Young Ellie, a free spirit, shows up on her older sister’s doorstep looking for a place to stay. The doorstep in question is located in a failing Irish retirement home called Woodlands, which her sister bought after her husband’s death from cancer. The home itself is quite beautiful, but the people who live there are bitter, contemptuous old coots, living out the last chapters of their lives in not so quiet self pity. Of course, these old coots are played by fine British actors, including Vanessa Redgrave as Georgia, a faded movie star with an alcohol problem. But the alcohol problem is really just a prop, like the headscarf the character sports, reminding us that Redgrave portrayed Isadora Duncan back in her own glory days. Even though Georgia seems to start each day with a martini and spends most of her time sucking down the drinks, the alcohol doesn’t puff up her face or dull her memory. She can still look into the mirror and spy her long faded glory days. Yawn.

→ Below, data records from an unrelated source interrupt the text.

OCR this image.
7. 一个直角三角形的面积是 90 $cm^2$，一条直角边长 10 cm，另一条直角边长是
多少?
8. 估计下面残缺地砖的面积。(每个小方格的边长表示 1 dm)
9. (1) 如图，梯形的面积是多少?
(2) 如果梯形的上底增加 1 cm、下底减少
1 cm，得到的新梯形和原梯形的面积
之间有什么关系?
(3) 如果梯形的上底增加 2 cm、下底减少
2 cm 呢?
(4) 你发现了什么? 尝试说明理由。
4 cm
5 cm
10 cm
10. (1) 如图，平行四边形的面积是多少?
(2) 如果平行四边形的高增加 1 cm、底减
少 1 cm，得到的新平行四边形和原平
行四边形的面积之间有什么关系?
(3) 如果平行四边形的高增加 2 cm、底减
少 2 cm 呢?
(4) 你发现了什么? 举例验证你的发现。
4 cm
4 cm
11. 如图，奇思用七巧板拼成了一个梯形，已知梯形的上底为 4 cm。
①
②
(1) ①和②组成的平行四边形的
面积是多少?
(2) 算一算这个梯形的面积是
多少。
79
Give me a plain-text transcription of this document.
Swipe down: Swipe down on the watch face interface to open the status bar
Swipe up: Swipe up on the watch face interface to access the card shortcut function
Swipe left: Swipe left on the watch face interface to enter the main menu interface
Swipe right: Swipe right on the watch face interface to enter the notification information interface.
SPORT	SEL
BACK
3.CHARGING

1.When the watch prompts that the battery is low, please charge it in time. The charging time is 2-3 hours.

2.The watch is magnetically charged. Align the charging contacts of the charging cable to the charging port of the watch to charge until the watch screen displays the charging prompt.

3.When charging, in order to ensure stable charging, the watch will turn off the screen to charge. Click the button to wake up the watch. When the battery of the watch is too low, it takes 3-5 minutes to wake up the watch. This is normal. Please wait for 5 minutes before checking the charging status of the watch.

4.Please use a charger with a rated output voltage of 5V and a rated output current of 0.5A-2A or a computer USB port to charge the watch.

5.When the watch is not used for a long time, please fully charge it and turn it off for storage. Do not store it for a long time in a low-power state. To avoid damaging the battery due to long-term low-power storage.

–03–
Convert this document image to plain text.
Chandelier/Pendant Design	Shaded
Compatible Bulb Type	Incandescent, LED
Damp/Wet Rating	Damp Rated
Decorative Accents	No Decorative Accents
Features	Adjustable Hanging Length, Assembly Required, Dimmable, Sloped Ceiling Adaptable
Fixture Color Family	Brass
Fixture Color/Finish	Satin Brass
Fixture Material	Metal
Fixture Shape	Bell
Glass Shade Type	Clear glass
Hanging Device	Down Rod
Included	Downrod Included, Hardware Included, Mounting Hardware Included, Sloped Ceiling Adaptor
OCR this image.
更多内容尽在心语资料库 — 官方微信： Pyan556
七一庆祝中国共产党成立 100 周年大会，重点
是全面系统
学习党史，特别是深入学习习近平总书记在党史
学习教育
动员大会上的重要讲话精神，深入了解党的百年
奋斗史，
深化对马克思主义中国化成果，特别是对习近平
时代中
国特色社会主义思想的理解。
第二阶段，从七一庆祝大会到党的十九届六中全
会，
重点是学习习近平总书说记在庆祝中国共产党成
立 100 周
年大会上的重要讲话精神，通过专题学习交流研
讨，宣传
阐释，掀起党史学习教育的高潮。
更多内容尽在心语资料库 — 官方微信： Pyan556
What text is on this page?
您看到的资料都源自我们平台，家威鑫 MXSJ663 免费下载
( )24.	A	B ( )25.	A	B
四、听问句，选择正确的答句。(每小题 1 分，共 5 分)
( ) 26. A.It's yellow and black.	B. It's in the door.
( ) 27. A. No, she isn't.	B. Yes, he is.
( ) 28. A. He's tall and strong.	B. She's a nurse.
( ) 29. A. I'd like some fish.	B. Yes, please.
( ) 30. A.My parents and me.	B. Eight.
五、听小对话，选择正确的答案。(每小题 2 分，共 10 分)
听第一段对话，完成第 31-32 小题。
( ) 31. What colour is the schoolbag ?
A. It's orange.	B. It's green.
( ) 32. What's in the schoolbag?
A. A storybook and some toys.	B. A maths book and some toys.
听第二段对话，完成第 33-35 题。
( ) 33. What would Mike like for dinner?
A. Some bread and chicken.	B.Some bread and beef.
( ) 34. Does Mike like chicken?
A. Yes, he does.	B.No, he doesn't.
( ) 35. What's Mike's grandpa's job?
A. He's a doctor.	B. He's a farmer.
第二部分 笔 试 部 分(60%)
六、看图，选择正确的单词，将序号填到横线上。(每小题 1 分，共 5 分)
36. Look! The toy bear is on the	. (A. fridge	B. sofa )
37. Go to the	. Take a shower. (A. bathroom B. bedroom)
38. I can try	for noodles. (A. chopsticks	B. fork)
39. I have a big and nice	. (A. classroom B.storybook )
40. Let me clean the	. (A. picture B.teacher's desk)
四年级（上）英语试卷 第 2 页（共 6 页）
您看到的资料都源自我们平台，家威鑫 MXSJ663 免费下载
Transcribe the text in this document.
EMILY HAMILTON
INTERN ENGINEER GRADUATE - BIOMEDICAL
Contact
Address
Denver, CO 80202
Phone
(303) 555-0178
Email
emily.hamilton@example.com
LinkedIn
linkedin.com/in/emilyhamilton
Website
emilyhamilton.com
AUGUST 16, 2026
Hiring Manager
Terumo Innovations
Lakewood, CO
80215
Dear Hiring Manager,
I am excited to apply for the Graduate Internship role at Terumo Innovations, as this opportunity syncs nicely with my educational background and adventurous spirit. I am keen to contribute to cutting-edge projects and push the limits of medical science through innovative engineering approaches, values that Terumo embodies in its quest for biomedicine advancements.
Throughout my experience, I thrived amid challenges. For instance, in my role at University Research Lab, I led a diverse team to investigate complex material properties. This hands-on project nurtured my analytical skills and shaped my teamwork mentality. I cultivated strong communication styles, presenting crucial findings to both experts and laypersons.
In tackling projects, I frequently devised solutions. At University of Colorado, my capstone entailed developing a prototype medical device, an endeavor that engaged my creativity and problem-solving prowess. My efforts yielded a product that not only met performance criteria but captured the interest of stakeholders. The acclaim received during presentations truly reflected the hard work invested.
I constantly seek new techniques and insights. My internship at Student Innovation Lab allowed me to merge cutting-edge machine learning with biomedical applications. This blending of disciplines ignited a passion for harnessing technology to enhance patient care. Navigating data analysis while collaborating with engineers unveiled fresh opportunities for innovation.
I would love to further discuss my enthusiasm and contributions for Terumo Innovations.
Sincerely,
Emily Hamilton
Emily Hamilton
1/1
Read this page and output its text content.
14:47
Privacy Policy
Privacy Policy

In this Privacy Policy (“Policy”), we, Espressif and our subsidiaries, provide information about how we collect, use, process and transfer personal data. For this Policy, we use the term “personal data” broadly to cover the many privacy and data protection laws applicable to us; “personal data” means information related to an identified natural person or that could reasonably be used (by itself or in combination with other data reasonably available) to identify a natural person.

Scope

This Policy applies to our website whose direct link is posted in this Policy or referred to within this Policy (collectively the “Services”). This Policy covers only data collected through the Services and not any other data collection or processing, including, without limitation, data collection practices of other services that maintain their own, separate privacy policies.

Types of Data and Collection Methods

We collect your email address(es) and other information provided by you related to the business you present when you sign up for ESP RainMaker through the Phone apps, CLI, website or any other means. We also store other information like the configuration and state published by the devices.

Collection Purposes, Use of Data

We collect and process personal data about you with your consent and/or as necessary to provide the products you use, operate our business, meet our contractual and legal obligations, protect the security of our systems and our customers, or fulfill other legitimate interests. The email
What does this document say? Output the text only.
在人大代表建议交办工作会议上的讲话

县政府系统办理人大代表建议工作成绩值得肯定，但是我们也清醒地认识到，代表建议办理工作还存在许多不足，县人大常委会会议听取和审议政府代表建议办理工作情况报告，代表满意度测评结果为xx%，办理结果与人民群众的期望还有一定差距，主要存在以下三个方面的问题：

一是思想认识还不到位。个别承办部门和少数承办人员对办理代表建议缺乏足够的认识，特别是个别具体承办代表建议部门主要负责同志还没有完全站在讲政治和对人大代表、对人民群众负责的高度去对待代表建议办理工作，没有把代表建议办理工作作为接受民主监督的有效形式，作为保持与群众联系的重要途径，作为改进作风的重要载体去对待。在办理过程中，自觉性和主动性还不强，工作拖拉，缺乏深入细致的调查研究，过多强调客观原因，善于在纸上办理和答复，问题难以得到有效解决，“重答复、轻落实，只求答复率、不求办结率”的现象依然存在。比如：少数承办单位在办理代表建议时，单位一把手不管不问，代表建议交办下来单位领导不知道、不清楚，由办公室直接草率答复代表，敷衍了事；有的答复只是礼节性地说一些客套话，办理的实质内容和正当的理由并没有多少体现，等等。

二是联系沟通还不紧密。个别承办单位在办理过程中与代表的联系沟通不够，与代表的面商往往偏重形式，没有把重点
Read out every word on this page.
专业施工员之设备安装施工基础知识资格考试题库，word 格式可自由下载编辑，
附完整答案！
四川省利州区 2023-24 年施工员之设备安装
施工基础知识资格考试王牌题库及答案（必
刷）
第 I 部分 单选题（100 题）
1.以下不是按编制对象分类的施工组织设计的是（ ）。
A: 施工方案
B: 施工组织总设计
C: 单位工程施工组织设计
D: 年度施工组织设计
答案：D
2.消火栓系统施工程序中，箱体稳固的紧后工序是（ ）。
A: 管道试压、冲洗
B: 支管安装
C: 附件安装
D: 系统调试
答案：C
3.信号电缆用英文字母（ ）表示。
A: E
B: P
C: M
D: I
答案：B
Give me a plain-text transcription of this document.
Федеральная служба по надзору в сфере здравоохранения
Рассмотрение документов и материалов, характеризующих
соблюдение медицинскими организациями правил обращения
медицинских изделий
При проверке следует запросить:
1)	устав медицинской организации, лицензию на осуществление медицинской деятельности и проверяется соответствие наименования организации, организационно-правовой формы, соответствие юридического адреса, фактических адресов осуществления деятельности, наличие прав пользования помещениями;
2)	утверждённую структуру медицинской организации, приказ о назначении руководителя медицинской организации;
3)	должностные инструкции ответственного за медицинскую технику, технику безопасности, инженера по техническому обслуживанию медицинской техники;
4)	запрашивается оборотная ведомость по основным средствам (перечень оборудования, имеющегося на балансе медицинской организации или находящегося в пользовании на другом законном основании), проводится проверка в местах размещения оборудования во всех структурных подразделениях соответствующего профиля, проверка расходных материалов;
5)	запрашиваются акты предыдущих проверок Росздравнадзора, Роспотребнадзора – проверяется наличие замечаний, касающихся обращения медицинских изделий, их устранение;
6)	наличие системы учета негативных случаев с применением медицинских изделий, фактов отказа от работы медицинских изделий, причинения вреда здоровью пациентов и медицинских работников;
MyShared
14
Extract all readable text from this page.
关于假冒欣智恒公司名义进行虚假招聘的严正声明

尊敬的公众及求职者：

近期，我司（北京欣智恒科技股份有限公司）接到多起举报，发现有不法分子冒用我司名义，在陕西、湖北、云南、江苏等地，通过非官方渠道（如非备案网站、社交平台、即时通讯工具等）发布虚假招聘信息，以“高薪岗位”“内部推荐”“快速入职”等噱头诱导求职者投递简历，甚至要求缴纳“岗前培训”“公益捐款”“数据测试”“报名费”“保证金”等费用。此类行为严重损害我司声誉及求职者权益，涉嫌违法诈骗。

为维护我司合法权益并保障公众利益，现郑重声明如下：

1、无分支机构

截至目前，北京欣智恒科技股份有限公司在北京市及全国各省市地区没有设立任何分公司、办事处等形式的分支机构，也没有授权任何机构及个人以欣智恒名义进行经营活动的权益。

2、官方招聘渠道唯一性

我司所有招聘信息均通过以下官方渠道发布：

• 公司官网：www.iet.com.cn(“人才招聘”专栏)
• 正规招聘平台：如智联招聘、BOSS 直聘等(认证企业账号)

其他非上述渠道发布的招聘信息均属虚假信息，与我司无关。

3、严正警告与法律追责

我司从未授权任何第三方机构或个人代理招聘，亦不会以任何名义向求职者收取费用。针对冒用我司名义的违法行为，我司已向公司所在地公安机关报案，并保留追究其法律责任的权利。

The other residents are no more pleasant. A former barrister and two spinster sisters regularly tear at one another and scare away any other potential residents. Naturally, Ellie and her older sister fight over Ellie’s irresponsibility. A turn of events will — can you see it coming? — leave Ellie in charge of the coots, who will challenge her and run amok. Will all differences be set aside in time for Christmas dinner? I wonder…
Anthony Byrne, the film’s director, puts together How About You as though he were pulling its parts out of a do-it-urself kit. Connect Part A, spirited young girl lands in the place where old hams go to die, to Part B, conflict ensues, to Part C, coots visit local village and turn into unlikely eccentrics — you’ll ask yourself, how did the secretive old spinster’s paintings come to inhabit the local pub? — end up at Part D, oldsters melt and become warm and funny characters who just needed a little bit of tough love.